Yo me había apuntado a ese curso para fornicar, no para comer. Comer lo puedo hacer solo y en mi casa. O solo y en un bar. O solo y en comedor social.
Yo me había apuntado a ese curso para fornicar, no para comer. Comer lo puedo hacer solo y en mi casa. O solo y en un bar. O solo y en comedor social.
Pero nunca sucedió el milagro de los peces y el amor horizontal, y esto me
lleva a una (espero que) interesante reflexión sobre la utilidad de las cosas.

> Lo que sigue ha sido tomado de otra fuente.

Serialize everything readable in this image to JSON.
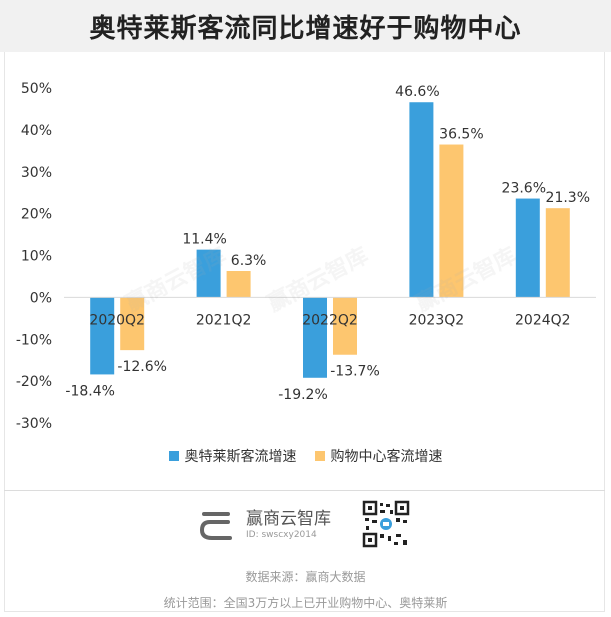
{
  "title": "奥特莱斯客流同比增速好于购物中心",
  "chart_data": {
    "type": "bar",
    "categories": [
      "2020Q2",
      "2021Q2",
      "2022Q2",
      "2023Q2",
      "2024Q2"
    ],
    "series": [
      {
        "name": "奥特莱斯客流增速",
        "values": [
          -18.4,
          11.4,
          -19.2,
          46.6,
          23.6
        ],
        "labels": [
          "-18.4%",
          "11.4%",
          "-19.2%",
          "46.6%",
          "23.6%"
        ],
        "color": "#3a9fdc"
      },
      {
        "name": "购物中心客流增速",
        "values": [
          -12.6,
          6.3,
          -13.7,
          36.5,
          21.3
        ],
        "labels": [
          "-12.6%",
          "6.3%",
          "-13.7%",
          "36.5%",
          "21.3%"
        ],
        "color": "#fdc66f"
      }
    ],
    "ylim": [
      -30,
      50
    ],
    "yticks": [
      50,
      40,
      30,
      20,
      10,
      0,
      -10,
      -20,
      -30
    ],
    "ytick_labels": [
      "50%",
      "40%",
      "30%",
      "20%",
      "10%",
      "0%",
      "-10%",
      "-20%",
      "-30%"
    ],
    "legend": "bottom",
    "grid": false
  },
  "brand": {
    "name": "赢商云智库",
    "id": "ID: swscxy2014",
    "watermark": "赢商云智库"
  },
  "footer": {
    "source": "数据来源：赢商大数据",
    "scope": "统计范围：全国3万方以上已开业购物中心、奥特莱斯"
  },
  "colors": {
    "axis": "#d9d9d9",
    "text": "#333333",
    "muted": "#999999"
  }
}
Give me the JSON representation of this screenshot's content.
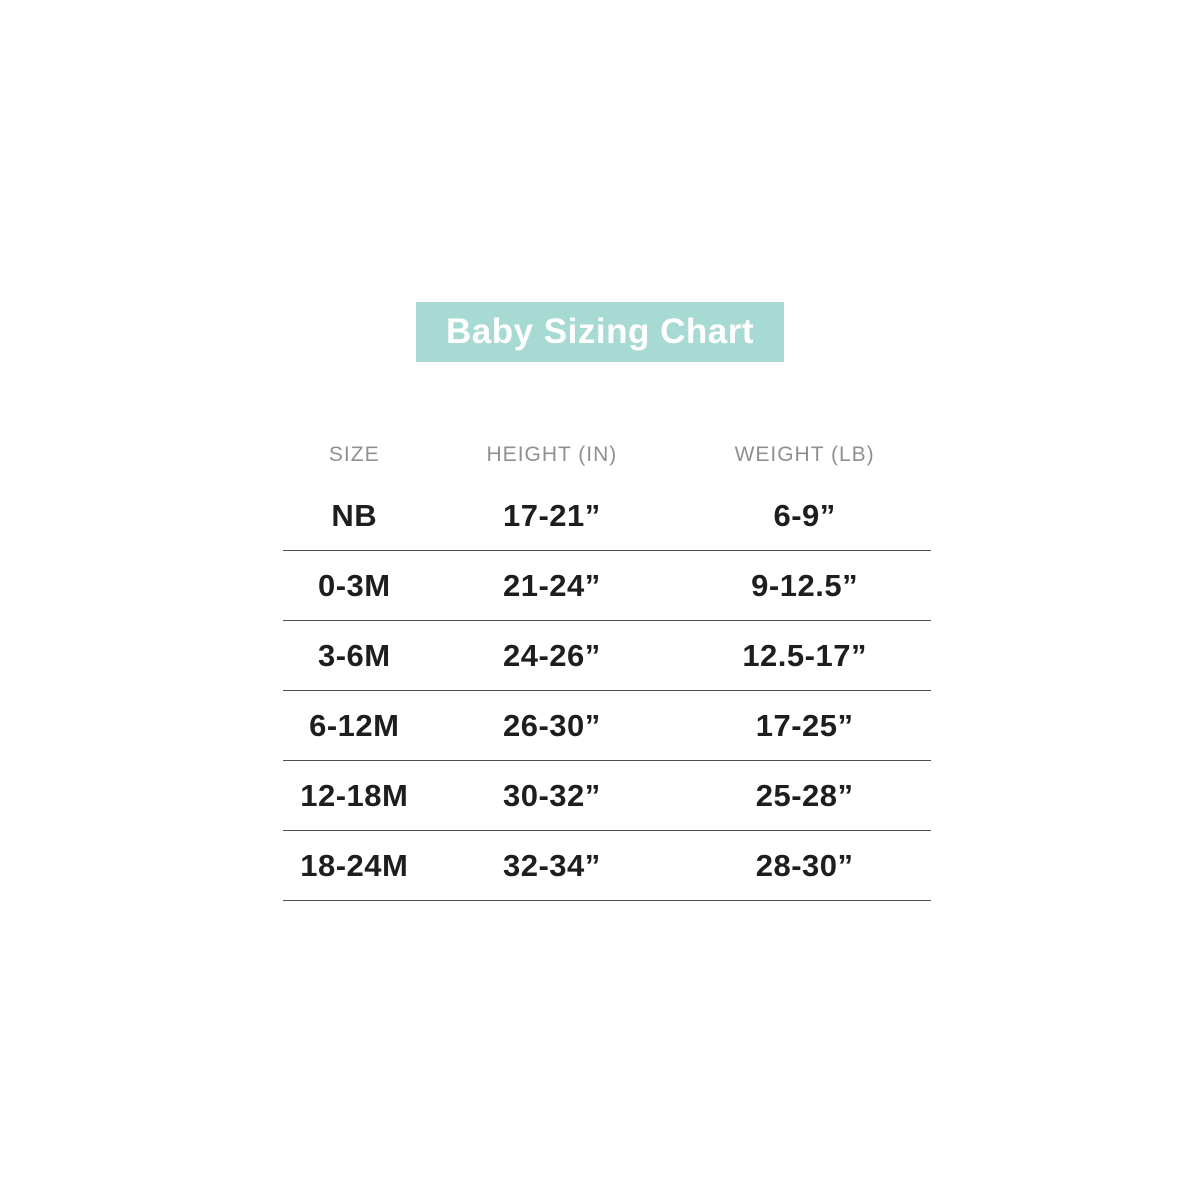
{
  "banner": {
    "title": "Baby Sizing Chart",
    "bg_color": "#a6dad3",
    "text_color": "#ffffff"
  },
  "colors": {
    "header_text": "#909090",
    "body_text": "#1e1e1e",
    "divider": "#4d4d4d",
    "page_background": "#ffffff"
  },
  "chart_data": {
    "type": "table",
    "title": "Baby Sizing Chart",
    "columns": [
      "SIZE",
      "HEIGHT (IN)",
      "WEIGHT (LB)"
    ],
    "rows": [
      [
        "NB",
        "17-21”",
        "6-9”"
      ],
      [
        "0-3M",
        "21-24”",
        "9-12.5”"
      ],
      [
        "3-6M",
        "24-26”",
        "12.5-17”"
      ],
      [
        "6-12M",
        "26-30”",
        "17-25”"
      ],
      [
        "12-18M",
        "30-32”",
        "25-28”"
      ],
      [
        "18-24M",
        "32-34”",
        "28-30”"
      ]
    ]
  }
}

Un cuchillo jamonero sirve para cortar jamón a excepción de momentos puntuales
que sirve para acabar con esa molesta cháchara de tu suegra. De la misma manera un curso de
cocina sirve para cocinar a excepción de momentos en los que puedes entablar
eso que llaman “relación casual” que acaba con dos personas desnudas rellenando
un pollo de corral a media noche entre risas y copas de chardonnay blanco. Si
quieren ustedes aprender a cocinar, apúntense a un curso de cocina o observen atentamente como cocina esa abuela a quien robaron el delantal. Si quieren ustedes conocer las mieles del amor
horizontal acudan a bares de carretera con neones. Ese es mi consejo de hoy.